Ou seja, para ele, a tecnologia é uma ferramenta que auxilia e transforma a vida das pessoas, desenvolvendo o conhecimento e a criatividade ao utilizá-la. Vale destacar que nem todos conseguem realizar esse processo, e muitos ainda subutilizam esse recurso tanto na escola quanto em suas vidas pessoais.

Percebemos ainda que o desafio de usar tecnologias digitais para o ensino de Matemática precisa ser superado tanto na Formação Inicial quanto no cotidiano de professores. Para isso, professores precisam inserir TD em sua rotina, usado-as em sala de aula de forma consciente, bem como explorar sua ludicidade, em determinados momentos. A seguir, a fala do Cláudio vem exemplificar essa ideia.

[...] o laboratório de informática é um lugar pra ela brincar, lugar pra ela poder se divertir ter uma coisa legalzinha, pra matar o tempo, sair da chatice da sala de aula, porque eles acham chato mesmo. Então, é necessário certo cuidado com relação a isso, pra não querer fazer algo novo e acabar retrocedendo e impedindo novas, novas descobertas, novos meios de se trabalhar (LICENCIANDO CLAUDIO, AULA EM 21/09/2015).

Complementando essa ideia, Moran (2013, p. 53) diz que “é importante educar para usos democráticos, mais progressistas e participativos das tecnologias, que facilitem a evolução dos indivíduos”. Diante disso, entendemos que o uso didático-pedagógico de TD é um tema que precisa ser bem discutido e explorado em sala de aula das licenciaturas em Matemática. É preciso propiciar que esses futuros professores vivenciem experiências com tecnologias para o ensino de Matemática (CIBOTTO, 2015).

Outro elemento que faz parte do mundo digital e foi mencionado nessa atividade foi a “Não confiabilidade” de alguns conteúdos na internet, ou seja, a preocupação com o acesso de informações de forma equivocada sobre conteúdos ou conceitos matemáticos por estudantes de educação básica. Este é um fator preocupante para os licenciandos. Para eles,

A confiabilidade dos conteúdos, apesar dos filtros em alguns sites, nem todos tem esse filtro. Em... alguns eu posso postar na internet e aluno na sala de aula. O professor não vai... acompanhar ele, porque não dá conta de acompanhar numa sala cheia, pra ver o quê que ele tá pesquisando, qual a confiabilidade do site, se tem ou

não. E ele, o aluno pode realizar uma pesquisa que não é uma pesquisa verdadeira e adquirir um conhecimento que não é o conhecimento correto e que é necessário para o ensino (LICENCIANDO IAGO, AULA EM 21/09/2015).

Portanto, ao planejar aulas com tecnologias digitais, professores de Matemática devem ter condição de orientar seus educandos em relação ao acesso a sites confiáveis, no que tange a conteúdos de Matemática. Dessa forma poderão propiciar a eles oportunidade de construir conhecimentos por meio do uso de tecnologias. Serrazina (2012, p. 268), aponta que:

Quando se fala em conhecimento do professor há acordo quanto ao ser indispensável saber os conteúdos matemáticos que têm de ensinar. No entanto, este conhecimento não é suficiente, para além de conhecer os conteúdos a ensinar, é também necessário ao professor saber como ensiná-los.
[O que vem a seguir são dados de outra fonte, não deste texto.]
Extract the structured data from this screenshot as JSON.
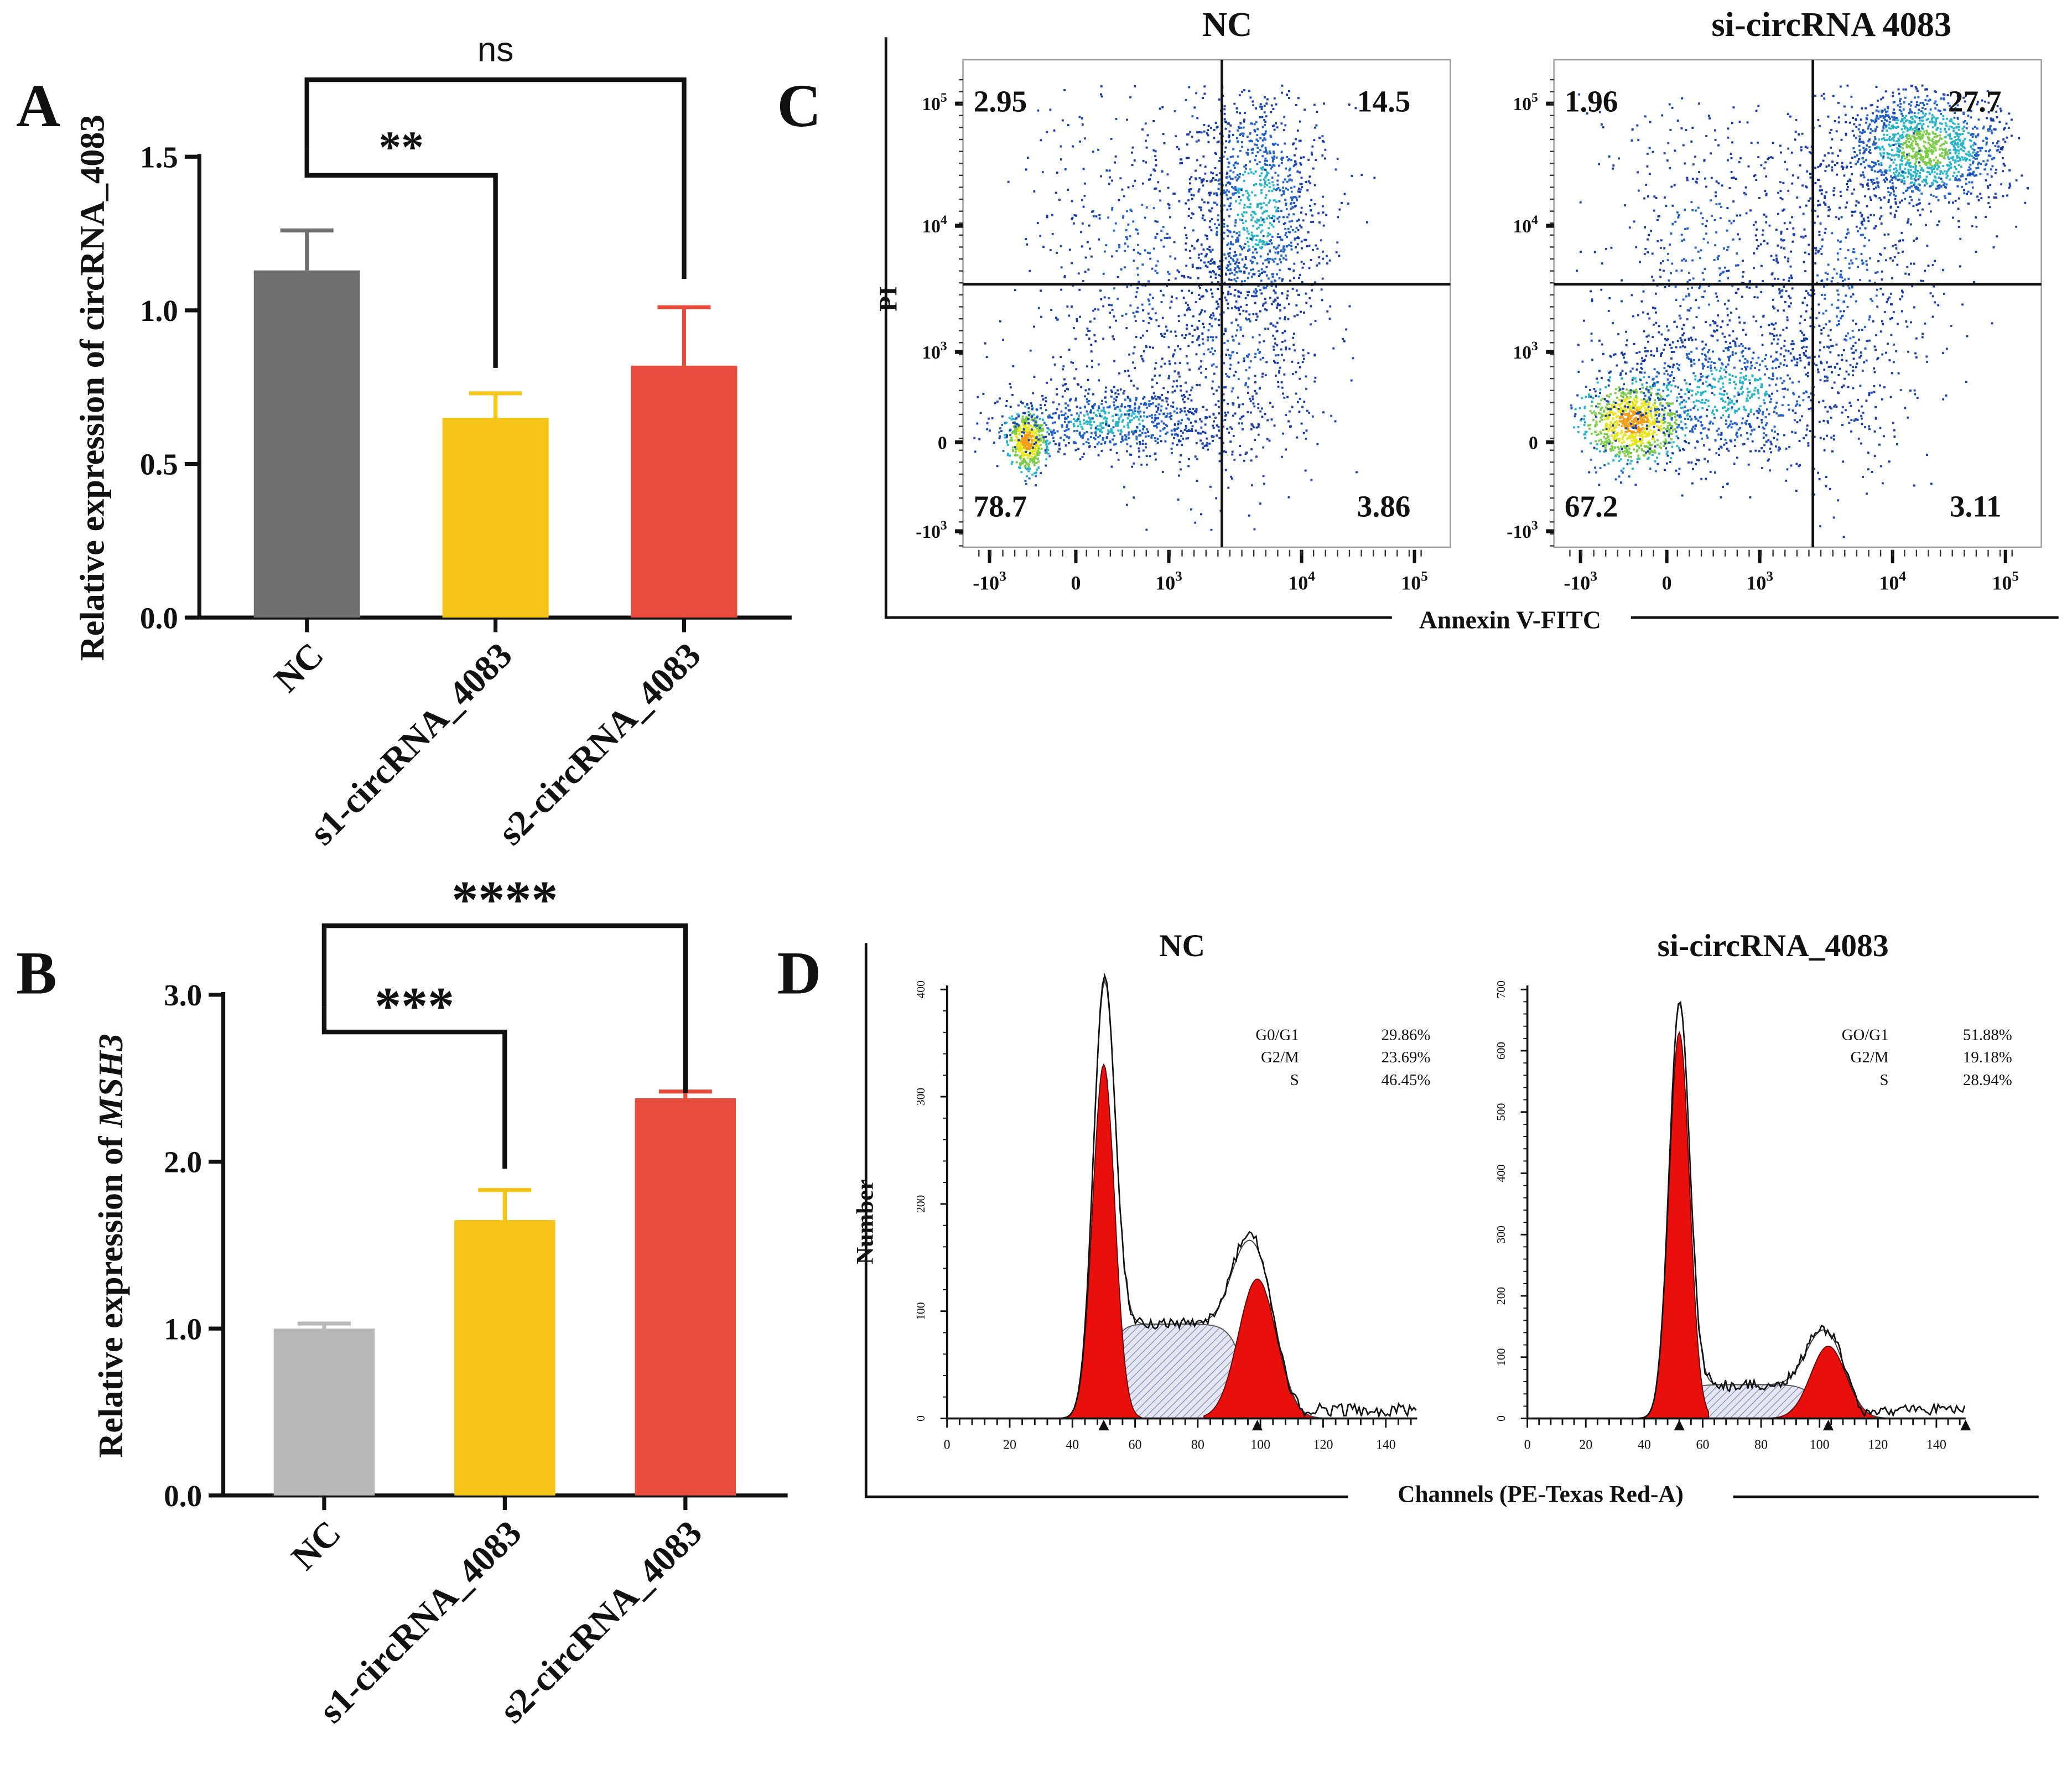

Diante disso, entendemos que a formação do professor de Matemática interfere diretamente no uso de tecnologias na educação. Porém, existem outros elementos que perpassam tal uso, tais como: a curiosidade, criatividade, criticidade, interesse pelas tecnologias, entre outras. Por isso, um planejamento que contemple essas questões poderá minimizar a zona de risco ao se utilizar TD, e também favorecer que o professor procure formas distintas de propiciar construção de conhecimentos matemáticos aos seus aprendizes.
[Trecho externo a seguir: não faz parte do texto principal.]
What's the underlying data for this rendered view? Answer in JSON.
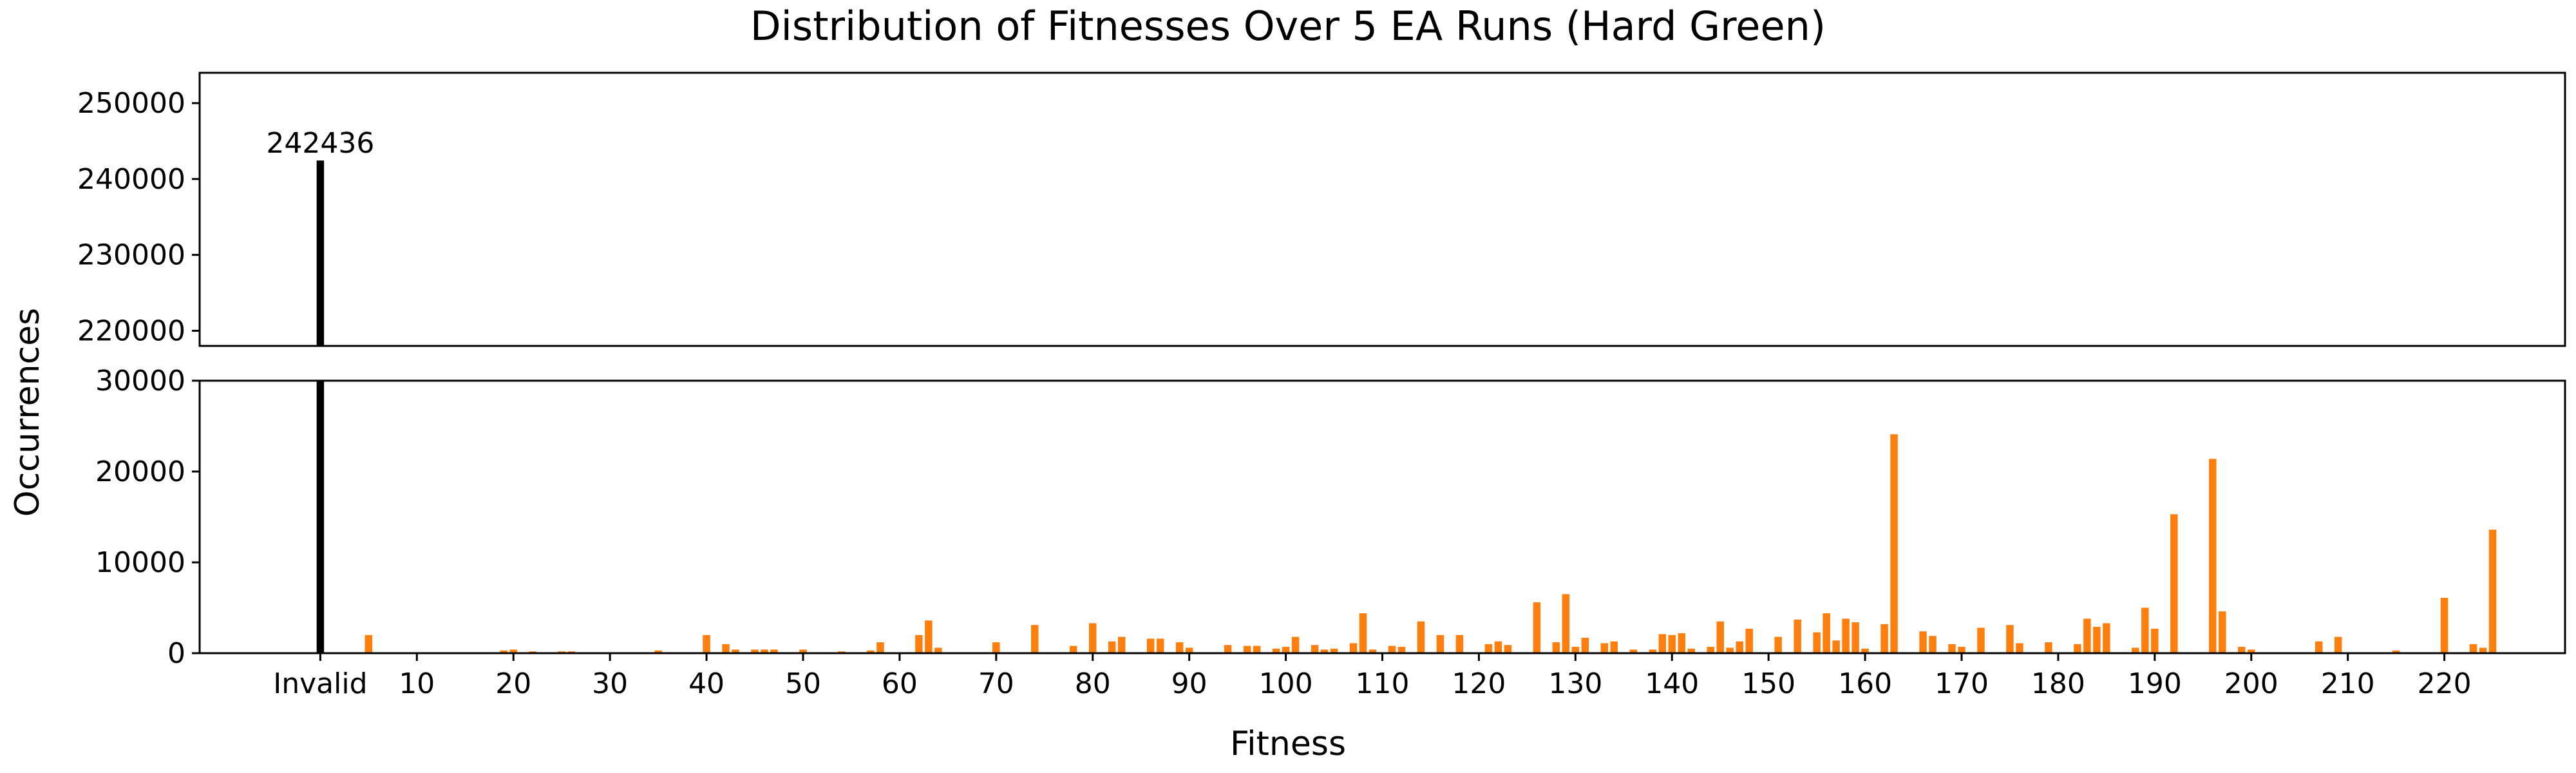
{
  "chart_data": {
    "type": "bar",
    "title": "Distribution of Fitnesses Over 5 EA Runs (Hard Green)",
    "xlabel": "Fitness",
    "ylabel": "Occurrences",
    "broken_y_axis": true,
    "upper_ylim": [
      218000,
      254000
    ],
    "upper_yticks": [
      "220000",
      "230000",
      "240000",
      "250000"
    ],
    "lower_ylim": [
      0,
      30000
    ],
    "lower_yticks": [
      "0",
      "10000",
      "20000",
      "30000"
    ],
    "xlim": [
      -12.5,
      232.5
    ],
    "xticks": [
      {
        "value": 0,
        "label": "Invalid"
      },
      {
        "value": 10,
        "label": "10"
      },
      {
        "value": 20,
        "label": "20"
      },
      {
        "value": 30,
        "label": "30"
      },
      {
        "value": 40,
        "label": "40"
      },
      {
        "value": 50,
        "label": "50"
      },
      {
        "value": 60,
        "label": "60"
      },
      {
        "value": 70,
        "label": "70"
      },
      {
        "value": 80,
        "label": "80"
      },
      {
        "value": 90,
        "label": "90"
      },
      {
        "value": 100,
        "label": "100"
      },
      {
        "value": 110,
        "label": "110"
      },
      {
        "value": 120,
        "label": "120"
      },
      {
        "value": 130,
        "label": "130"
      },
      {
        "value": 140,
        "label": "140"
      },
      {
        "value": 150,
        "label": "150"
      },
      {
        "value": 160,
        "label": "160"
      },
      {
        "value": 170,
        "label": "170"
      },
      {
        "value": 180,
        "label": "180"
      },
      {
        "value": 190,
        "label": "190"
      },
      {
        "value": 200,
        "label": "200"
      },
      {
        "value": 210,
        "label": "210"
      },
      {
        "value": 220,
        "label": "220"
      }
    ],
    "grid": false,
    "invalid_bar": {
      "label": "Invalid",
      "value": 242436,
      "value_label": "242436",
      "color": "#000000"
    },
    "bar_color": "#ff7f0e",
    "series": [
      {
        "x": [
          5,
          19,
          20,
          22,
          25,
          26,
          35,
          40,
          42,
          43,
          45,
          46,
          47,
          50,
          54,
          57,
          58,
          62,
          63,
          64,
          70,
          74,
          78,
          80,
          82,
          83,
          86,
          87,
          89,
          90,
          94,
          96,
          97,
          99,
          100,
          101,
          103,
          104,
          105,
          107,
          108,
          109,
          111,
          112,
          114,
          116,
          118,
          121,
          122,
          123,
          126,
          128,
          129,
          130,
          131,
          133,
          134,
          136,
          138,
          139,
          140,
          141,
          142,
          144,
          145,
          146,
          147,
          148,
          151,
          153,
          155,
          156,
          157,
          158,
          159,
          160,
          162,
          163,
          166,
          167,
          169,
          170,
          172,
          175,
          176,
          179,
          182,
          183,
          184,
          185,
          188,
          189,
          190,
          192,
          196,
          197,
          199,
          200,
          207,
          209,
          215,
          220,
          223,
          224,
          225
        ],
        "values": [
          2000,
          300,
          400,
          200,
          200,
          200,
          300,
          2000,
          1000,
          400,
          400,
          400,
          400,
          400,
          200,
          300,
          1200,
          2000,
          3600,
          600,
          1200,
          3100,
          800,
          3300,
          1300,
          1800,
          1600,
          1600,
          1200,
          600,
          900,
          800,
          800,
          500,
          700,
          1800,
          900,
          400,
          500,
          1100,
          4400,
          400,
          800,
          700,
          3500,
          2000,
          2000,
          1000,
          1300,
          900,
          5600,
          1200,
          6500,
          700,
          1700,
          1100,
          1300,
          400,
          400,
          2100,
          2000,
          2200,
          500,
          700,
          3500,
          600,
          1300,
          2700,
          1800,
          3700,
          2300,
          4400,
          1400,
          3800,
          3400,
          500,
          3200,
          24100,
          2400,
          1900,
          1000,
          700,
          2800,
          3100,
          1100,
          1200,
          1000,
          3800,
          2900,
          3300,
          600,
          5000,
          2700,
          15300,
          21400,
          4600,
          700,
          400,
          1300,
          1800,
          300,
          6100,
          1000,
          600,
          13600
        ]
      }
    ]
  }
}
Essas ideias, inicialmente discutidas com os licenciandos, nos possibilitaram refletir sobre as nossas próprias concepções a respeito do uso de TD. Assim, baseados nelas, tentamos nos orientar adotando uma postura mais investigativa, pesquisadora, crítica e criativa para produzir conhecimentos com as tecnologias na sala de aula da licenciatura (BORBA; SILVA; GADANIDIS, 2014).